Post by The Romulan Republic »

Eternal_Freedom wrote:Then in that case leave the populations where they are and begin building the defences as planned. Build or purchase a large group of large, very well-shielded ships with point-defence armament only to evacuate civilians tot he fortress-world if there is a threat of war.
This is a bit more reasonable.
However, you are assuming that I jump straight to "forced relocation." If we are in a state of cold war then it's bound to be tense, no doubt in my population I have propaganda experts that can spin it as "the only way to ensure the safety and survival of my people."
I'm not assuming you'll jump immediately to forced relocation, but how the hell else do you get millions of people to leave their homes?
Hell, put it to a bloody vote if needs be.
Yeah, good luck winning that vote.
But since the choice (as would be presented) is "stay on an asteroid colony (or wherever else they are) that we can't defend or come to this lovely big planet with plenty of room and defences the devil himself couldn't crack."

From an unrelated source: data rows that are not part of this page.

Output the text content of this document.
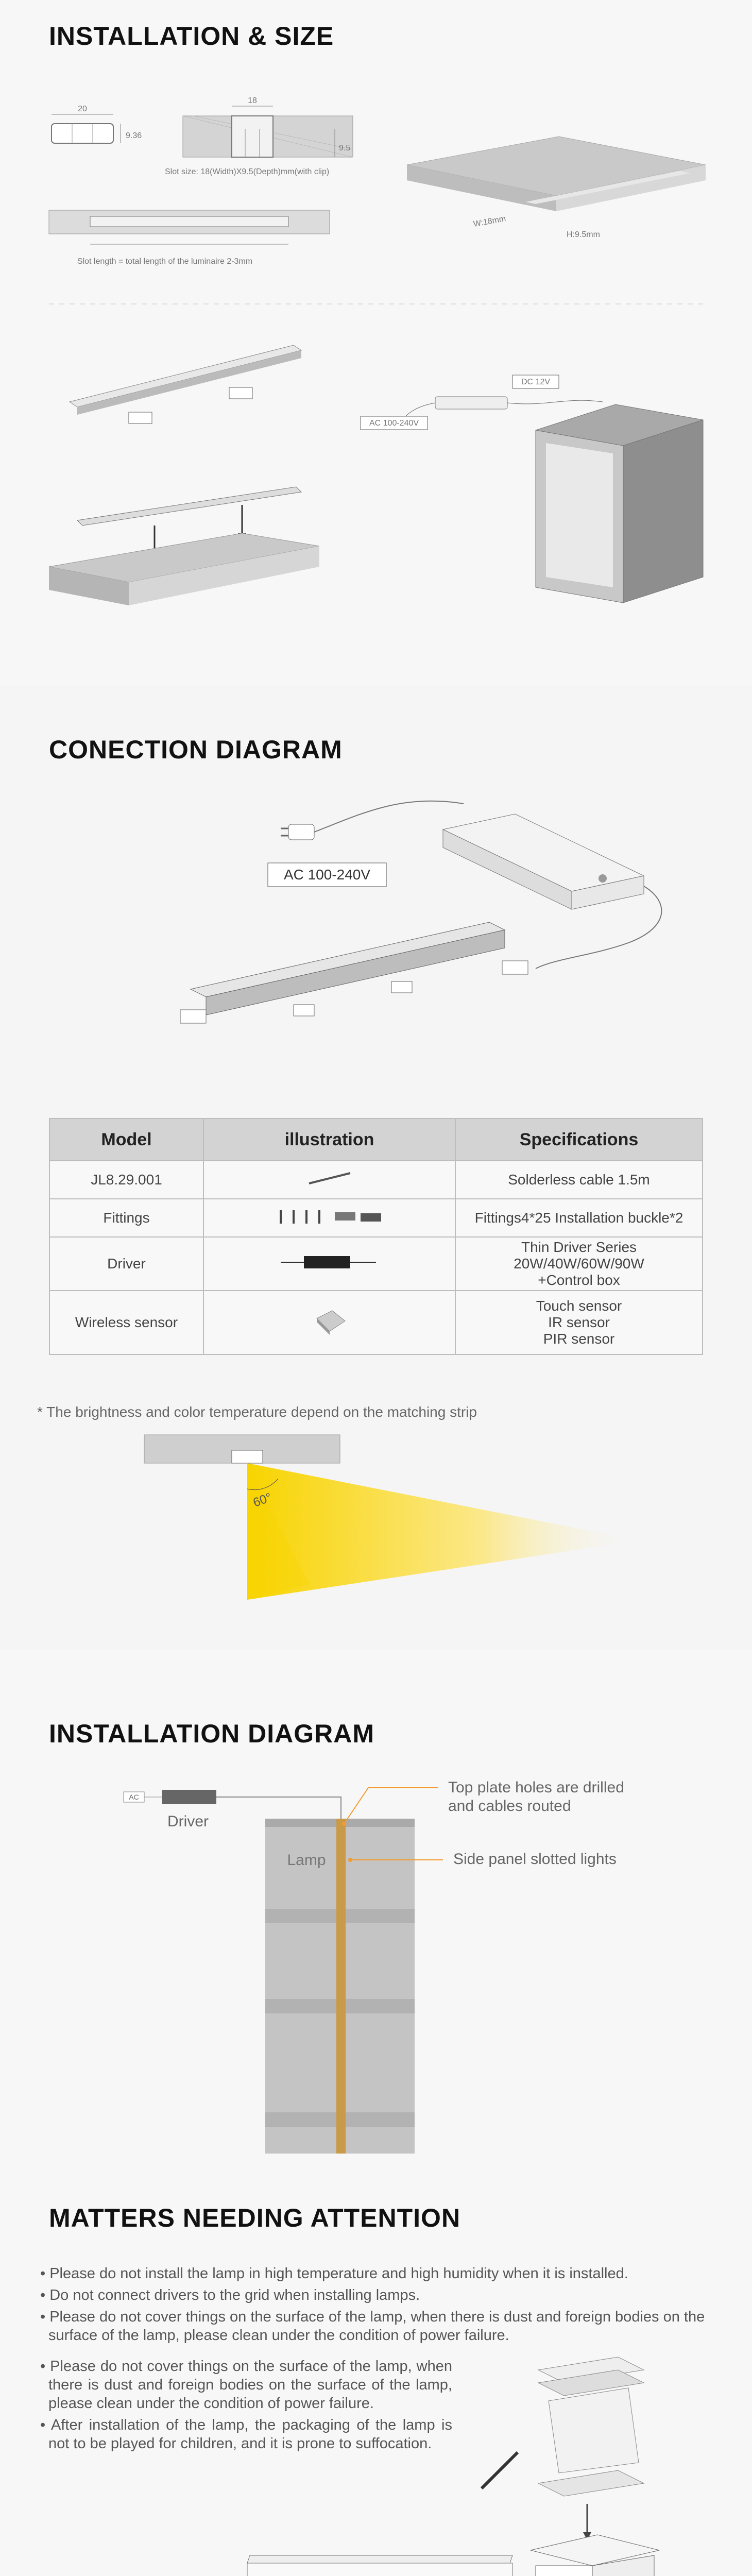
INSTALLATION & SIZE
20
9.36
18
9.5
Slot size: 18(Width)X9.5(Depth)mm(with clip)
Slot length = total length of the luminaire 2-3mm
W:18mm
H:9.5mm
DC 12V
AC 100-240V
CONECTION DIAGRAM
AC 100-240V
Model	illustration	Specifications
JL8.29.001		Solderless cable 1.5m

Fittings		Fittings4*25 Installation buckle*2

Driver		Thin Driver Series
20W/40W/60W/90W
+Control box

Wireless sensor		Touch sensor
IR sensor
PIR sensor
* The brightness and color temperature depend on the matching strip
60°
INSTALLATION DIAGRAM
AC
Driver
Lamp
Top plate holes are drilled
and cables routed
Side panel slotted lights
MATTERS NEEDING ATTENTION

• Please do not install the lamp in high temperature and high humidity when it is installed.

• Do not connect drivers to the grid when installing lamps.

• Please do not cover things on the surface of the lamp, when there is dust and foreign bodies on the surface of the lamp, please clean under the condition of power failure.

• Please do not cover things on the surface of the lamp, when there is dust and foreign bodies on the surface of the lamp, please clean under the condition of power failure.

• After installation of the lamp, the packaging of the lamp is not to be played for children, and it is prone to suffocation.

Though this does assume this is actually in any way a democracy. If not, then moving people to new homes on a safe world isn't going to make the government fall.
Revolutions and coups do happen.

You are talking about the relocation from their homes of, going off the OP, the vast majority of the population, using security as a pretext. Its the Marquis of Star Trek writ large.

Edit: And that's not even getting into the infrastructure/logistic/economic clusterfuck.